Test 6: PostgreSQL returning SQL data columns vs JSON data fields
Let's perform one more test. Above, when querying for year and returning record IDs that match given year, PostgreSQL queries were returning record IDs from the SQL table column, not from the JSON data itself. This was done in order to simulate mixed SQL/noSQL application setup. Later, we tested returning JSON data from PostgreSQL as well, but for author names, not for record IDs.
A question arises: how exactly would PostgreSQL performance differ when returning record IDs from SQL column and from JSON data themselves?

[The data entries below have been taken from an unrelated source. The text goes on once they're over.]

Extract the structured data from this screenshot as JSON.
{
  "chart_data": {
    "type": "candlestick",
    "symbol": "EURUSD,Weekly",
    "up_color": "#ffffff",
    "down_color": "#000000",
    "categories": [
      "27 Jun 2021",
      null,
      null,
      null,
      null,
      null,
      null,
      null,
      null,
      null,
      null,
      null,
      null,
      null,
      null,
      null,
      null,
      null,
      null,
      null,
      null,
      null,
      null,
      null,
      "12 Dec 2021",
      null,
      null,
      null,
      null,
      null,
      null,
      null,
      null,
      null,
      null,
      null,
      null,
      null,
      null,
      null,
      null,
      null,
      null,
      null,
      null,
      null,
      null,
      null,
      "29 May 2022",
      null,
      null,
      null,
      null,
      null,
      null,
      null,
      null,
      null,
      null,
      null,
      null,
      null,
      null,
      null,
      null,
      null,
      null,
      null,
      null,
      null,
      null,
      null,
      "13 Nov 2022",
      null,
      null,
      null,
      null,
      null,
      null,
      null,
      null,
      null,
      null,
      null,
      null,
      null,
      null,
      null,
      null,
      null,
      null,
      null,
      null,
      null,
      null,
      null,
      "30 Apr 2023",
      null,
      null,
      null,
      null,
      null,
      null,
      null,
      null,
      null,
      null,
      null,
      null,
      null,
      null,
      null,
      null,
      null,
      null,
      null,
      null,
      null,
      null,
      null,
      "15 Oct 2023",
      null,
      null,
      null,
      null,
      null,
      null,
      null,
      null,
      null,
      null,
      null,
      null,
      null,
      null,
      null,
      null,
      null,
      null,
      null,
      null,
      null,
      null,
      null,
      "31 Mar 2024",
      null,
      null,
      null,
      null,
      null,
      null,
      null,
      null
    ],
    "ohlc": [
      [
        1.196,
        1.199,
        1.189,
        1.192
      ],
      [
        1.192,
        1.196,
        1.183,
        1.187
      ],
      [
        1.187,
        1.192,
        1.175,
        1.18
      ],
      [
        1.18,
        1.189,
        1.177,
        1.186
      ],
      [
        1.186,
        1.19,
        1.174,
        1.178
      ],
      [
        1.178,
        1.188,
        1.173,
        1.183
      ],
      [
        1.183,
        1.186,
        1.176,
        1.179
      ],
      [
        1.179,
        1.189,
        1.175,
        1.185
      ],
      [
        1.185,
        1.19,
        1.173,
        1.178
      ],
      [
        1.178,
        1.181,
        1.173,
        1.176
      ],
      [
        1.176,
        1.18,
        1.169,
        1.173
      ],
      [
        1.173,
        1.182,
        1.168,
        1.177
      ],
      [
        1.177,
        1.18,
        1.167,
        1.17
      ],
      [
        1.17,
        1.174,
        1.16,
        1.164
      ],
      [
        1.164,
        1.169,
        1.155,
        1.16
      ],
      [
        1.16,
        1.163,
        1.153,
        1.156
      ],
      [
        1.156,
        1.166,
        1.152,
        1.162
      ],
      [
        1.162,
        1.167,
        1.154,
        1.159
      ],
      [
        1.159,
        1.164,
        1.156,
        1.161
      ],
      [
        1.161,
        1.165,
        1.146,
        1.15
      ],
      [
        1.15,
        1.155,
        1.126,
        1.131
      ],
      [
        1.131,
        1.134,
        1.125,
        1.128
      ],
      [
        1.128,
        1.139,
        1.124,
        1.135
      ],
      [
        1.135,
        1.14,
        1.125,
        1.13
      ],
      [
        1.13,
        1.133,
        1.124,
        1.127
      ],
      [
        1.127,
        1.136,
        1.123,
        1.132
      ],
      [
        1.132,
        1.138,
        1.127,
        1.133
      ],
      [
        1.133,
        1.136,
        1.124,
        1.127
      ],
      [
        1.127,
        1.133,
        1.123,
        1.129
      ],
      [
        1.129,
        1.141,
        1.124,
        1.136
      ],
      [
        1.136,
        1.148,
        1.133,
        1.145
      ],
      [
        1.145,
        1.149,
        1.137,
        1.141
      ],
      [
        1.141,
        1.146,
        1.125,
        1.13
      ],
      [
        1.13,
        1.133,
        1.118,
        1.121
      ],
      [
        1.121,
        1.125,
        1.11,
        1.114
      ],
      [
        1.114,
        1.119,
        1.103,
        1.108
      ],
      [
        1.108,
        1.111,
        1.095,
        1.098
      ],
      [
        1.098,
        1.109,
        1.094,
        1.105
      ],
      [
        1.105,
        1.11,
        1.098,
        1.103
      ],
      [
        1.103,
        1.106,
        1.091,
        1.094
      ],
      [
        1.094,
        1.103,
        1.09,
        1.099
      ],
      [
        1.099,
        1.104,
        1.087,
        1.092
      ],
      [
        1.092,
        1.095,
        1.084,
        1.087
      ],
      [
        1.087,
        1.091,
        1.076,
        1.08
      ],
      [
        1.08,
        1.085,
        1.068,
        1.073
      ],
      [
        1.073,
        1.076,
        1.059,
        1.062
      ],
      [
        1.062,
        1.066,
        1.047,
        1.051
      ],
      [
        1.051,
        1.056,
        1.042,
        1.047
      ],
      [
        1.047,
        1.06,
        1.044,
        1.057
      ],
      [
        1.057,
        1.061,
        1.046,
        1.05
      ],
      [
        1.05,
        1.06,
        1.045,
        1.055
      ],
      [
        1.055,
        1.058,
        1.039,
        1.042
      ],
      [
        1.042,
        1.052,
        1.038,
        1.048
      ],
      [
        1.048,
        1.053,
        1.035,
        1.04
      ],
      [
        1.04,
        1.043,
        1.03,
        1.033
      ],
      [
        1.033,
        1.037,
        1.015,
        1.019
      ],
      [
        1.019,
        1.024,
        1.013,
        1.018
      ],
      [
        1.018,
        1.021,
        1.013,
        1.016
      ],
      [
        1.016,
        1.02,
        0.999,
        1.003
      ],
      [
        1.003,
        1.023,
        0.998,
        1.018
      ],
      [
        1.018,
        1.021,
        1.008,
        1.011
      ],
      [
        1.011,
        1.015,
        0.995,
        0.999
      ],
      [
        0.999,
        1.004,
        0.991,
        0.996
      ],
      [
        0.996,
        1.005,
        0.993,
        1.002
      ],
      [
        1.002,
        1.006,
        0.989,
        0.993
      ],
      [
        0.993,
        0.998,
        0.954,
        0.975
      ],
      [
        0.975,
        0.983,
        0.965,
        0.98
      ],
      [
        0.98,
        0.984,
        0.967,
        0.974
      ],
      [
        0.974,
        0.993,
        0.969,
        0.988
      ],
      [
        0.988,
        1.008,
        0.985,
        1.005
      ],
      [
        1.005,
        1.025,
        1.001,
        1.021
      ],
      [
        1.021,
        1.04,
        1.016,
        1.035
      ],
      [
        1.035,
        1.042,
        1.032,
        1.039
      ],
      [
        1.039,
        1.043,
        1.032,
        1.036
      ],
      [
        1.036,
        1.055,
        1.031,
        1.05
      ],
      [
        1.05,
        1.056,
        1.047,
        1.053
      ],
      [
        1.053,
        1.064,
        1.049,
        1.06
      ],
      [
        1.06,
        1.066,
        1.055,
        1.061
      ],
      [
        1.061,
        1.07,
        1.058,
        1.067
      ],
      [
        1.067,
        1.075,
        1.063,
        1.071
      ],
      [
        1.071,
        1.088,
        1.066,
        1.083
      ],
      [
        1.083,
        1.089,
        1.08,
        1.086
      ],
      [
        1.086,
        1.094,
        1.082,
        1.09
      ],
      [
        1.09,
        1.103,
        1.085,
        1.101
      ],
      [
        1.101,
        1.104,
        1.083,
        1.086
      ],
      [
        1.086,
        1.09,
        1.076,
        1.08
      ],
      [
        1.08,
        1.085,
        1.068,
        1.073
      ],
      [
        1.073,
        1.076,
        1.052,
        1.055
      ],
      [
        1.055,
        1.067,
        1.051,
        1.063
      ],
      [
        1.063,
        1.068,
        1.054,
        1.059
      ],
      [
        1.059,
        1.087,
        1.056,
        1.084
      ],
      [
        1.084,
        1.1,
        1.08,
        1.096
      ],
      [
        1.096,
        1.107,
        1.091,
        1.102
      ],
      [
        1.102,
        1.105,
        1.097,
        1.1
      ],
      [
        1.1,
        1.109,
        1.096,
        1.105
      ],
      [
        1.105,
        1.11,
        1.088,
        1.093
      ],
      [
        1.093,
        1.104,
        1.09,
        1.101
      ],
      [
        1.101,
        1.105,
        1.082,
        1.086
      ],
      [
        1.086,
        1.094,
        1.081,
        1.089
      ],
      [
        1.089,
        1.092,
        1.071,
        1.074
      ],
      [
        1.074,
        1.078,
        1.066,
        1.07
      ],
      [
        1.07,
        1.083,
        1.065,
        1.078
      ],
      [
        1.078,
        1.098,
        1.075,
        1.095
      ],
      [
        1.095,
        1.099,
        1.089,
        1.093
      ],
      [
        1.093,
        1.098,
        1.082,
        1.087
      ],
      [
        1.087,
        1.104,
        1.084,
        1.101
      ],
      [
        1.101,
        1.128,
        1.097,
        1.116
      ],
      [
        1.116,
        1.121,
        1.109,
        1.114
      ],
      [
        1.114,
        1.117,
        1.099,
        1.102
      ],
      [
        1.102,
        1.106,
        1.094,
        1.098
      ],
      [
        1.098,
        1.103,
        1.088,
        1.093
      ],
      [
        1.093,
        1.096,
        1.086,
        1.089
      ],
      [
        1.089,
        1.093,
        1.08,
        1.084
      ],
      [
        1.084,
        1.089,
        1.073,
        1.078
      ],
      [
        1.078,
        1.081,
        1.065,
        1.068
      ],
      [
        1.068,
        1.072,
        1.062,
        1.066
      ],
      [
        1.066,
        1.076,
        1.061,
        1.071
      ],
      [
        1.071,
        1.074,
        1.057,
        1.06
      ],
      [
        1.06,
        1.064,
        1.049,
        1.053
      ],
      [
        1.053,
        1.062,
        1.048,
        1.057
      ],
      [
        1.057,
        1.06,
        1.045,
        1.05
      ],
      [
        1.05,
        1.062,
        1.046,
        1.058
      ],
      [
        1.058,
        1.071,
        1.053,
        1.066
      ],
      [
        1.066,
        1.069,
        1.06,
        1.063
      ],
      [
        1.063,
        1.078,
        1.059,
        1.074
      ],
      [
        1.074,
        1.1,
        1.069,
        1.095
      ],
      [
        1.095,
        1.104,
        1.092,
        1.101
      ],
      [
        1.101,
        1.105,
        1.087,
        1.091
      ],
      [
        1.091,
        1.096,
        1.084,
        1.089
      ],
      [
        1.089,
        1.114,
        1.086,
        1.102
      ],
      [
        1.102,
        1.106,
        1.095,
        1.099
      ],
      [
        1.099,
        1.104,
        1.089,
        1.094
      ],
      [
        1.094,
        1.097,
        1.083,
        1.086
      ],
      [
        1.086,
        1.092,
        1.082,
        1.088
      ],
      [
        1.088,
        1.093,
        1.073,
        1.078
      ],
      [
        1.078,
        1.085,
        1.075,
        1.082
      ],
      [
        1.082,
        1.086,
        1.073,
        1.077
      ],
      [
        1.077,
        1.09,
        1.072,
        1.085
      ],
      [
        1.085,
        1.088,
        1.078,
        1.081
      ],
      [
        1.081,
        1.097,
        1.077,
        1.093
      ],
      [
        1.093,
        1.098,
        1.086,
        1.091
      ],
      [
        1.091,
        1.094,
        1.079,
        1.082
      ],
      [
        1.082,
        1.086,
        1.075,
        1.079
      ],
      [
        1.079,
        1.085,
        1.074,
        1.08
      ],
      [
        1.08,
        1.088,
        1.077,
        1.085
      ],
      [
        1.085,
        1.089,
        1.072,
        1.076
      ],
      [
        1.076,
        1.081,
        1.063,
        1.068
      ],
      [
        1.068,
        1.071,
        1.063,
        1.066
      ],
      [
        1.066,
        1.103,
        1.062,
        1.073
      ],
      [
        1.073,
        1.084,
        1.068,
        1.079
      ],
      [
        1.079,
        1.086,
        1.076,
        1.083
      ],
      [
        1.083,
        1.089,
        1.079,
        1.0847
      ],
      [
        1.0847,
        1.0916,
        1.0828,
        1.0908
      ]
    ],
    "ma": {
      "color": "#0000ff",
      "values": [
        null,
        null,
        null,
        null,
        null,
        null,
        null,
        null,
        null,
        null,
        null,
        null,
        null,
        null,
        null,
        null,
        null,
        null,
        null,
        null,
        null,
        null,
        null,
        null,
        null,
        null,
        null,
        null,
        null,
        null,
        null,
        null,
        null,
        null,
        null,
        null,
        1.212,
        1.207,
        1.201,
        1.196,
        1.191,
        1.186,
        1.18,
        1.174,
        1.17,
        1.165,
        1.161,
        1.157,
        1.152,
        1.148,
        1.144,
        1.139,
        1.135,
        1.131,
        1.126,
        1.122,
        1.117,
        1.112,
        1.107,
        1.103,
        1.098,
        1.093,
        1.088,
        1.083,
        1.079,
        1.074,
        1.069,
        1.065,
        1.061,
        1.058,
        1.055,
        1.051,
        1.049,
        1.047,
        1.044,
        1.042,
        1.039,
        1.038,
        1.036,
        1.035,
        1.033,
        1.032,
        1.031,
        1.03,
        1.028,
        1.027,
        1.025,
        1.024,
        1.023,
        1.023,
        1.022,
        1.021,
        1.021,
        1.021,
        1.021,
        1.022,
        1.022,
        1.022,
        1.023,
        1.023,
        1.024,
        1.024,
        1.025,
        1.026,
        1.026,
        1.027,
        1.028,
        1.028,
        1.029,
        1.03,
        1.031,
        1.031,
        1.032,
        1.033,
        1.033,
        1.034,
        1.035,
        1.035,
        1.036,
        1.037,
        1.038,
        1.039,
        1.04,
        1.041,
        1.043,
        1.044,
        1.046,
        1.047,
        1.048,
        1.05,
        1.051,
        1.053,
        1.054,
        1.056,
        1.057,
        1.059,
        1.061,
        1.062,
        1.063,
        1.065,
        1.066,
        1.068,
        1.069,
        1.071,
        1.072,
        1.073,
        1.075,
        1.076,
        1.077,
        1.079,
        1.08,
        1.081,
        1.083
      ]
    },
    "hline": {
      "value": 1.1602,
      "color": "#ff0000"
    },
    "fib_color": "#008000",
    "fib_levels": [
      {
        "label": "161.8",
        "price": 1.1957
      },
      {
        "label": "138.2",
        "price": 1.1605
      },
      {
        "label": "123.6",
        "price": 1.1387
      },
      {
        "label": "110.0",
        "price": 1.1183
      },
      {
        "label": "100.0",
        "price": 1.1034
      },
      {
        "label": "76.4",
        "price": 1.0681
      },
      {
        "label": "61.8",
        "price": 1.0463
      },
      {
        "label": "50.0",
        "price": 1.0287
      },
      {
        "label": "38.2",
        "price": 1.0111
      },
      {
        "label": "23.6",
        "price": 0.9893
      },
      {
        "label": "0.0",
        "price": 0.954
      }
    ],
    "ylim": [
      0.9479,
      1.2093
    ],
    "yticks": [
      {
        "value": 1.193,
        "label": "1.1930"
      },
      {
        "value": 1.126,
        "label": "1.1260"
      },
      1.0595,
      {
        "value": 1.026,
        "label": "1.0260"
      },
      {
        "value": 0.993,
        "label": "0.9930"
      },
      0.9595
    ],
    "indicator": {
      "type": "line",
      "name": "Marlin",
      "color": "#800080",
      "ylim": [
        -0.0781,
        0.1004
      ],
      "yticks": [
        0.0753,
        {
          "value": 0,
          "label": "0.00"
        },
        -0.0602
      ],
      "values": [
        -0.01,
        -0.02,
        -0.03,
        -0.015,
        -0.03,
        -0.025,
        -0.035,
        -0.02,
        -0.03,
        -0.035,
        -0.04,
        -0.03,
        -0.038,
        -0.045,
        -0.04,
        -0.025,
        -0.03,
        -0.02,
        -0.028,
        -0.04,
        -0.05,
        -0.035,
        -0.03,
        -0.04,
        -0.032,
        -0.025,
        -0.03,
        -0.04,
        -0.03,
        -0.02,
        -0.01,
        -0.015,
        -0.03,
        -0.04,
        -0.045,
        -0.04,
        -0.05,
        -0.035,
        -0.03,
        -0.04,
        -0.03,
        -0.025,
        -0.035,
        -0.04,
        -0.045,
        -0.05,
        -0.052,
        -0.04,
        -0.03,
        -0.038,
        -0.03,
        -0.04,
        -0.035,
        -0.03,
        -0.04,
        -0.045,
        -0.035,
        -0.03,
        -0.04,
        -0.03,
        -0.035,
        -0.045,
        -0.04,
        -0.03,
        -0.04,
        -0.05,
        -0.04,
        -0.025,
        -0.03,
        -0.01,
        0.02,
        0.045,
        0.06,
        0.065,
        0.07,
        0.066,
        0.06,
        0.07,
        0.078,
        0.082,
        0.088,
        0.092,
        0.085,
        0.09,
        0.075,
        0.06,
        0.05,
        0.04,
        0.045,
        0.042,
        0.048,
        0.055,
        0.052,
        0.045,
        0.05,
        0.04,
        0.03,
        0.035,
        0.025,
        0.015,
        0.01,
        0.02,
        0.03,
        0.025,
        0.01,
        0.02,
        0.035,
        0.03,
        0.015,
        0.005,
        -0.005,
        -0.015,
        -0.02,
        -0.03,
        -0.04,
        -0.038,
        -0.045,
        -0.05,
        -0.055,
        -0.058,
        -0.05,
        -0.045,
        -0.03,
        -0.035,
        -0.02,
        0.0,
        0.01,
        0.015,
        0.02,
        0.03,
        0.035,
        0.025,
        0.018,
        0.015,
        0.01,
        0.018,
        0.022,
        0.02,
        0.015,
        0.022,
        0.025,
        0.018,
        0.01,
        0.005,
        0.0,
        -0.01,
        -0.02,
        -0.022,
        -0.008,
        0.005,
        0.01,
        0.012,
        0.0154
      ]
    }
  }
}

A small IPython experiment reveals:
In [30]: %timeit pg_cur.execute("SELECT recid FROM test WHERE data->>'year'=%s;", ('2012',)) 10 loops, best of 3: 137 ms per loop In [31]: %timeit pg_cur.execute("SELECT data->>'recid' FROM test WHERE data->>'year'=%s;", ('2012',)) 10 loops, best of 3: 151 ms per loop
Returning record IDs from the SQL table column is faster than returning record IDs from the JSON data by about 10 per cent.
Conclusions
Let us represent the above tables in terms of relative MongoDB-time-over-PostgreSQL-time slowdown factor, for each run (without and with indexes, without and with Unicode PostgreSQL connectors):
================ ======= ======= ======= ======= query M/P Mi/Pi M/uP Mi/uPi ---------------- ------- ------- ------- ------- RCIDS(year=1970) 0.211 2.947 0.209 2.947 RCIDS(year=2012) 0.314 4.868 0.314 4.858 RCIDS(year>2012) 0.279 3.927 0.291 3.941 RCIDS(year>1970) 1.017 4.535 1.057 4.535 ---------------- ------- ------- ------- ------- AUTHS(year=1970) 0.213 1.686 0.213 1.372 AUTHS(year=2012) 0.299 1.324 0.295 1.081 AUTHS(year>2012) 0.310 1.259 0.302 1.033 AUTHS(year>1970) 0.646 1.212 0.565 1.032 ---------------- ------- ------- ------- ------- COUNT(year=1970) 0.191 1.820 0.191 1.798 COUNT(year=2012) 0.190 0.686 0.190 0.669 COUNT(year>2012) 0.176 0.407 0.176 0.396 COUNT(year>1970) 0.183 0.355 0.182 0.361 ================ ======= ======= ======= =======
We can conclude that:
- MongoDB is almost always faster when returning query counts.
- MongoDB is almost always faster for queries not using indexes.
- PostgreSQL is almost always faster for queries using indexes.
- It pays off to create indexes for often used JSON fields. Important gains may be expected, typically 1000 per cent.
- It pays off to return UTF-8 binary strings rather than Unicode strings if the application supports it. Moderate gains may be expected, typically 30 per cent.
- It pays off to use SQL columns for ID-like fields. Small gains may be expected, typically 10 per cent.
Functionality-wise, PostgreSQL offers a possibility to comfortably combine relational and non-relational data in the same database. The present tests showed that it achieves this in a very efficient manner, too. Coupled with offering user-level transaction mechanism, PostgreSQL seems to be an excellent all-in-one choice for mixed RDBMS-JSON applications.
Further outlook: it would be interesting to compare timings for "ElasticSearch-as-a-DB" JSON storage technique as well.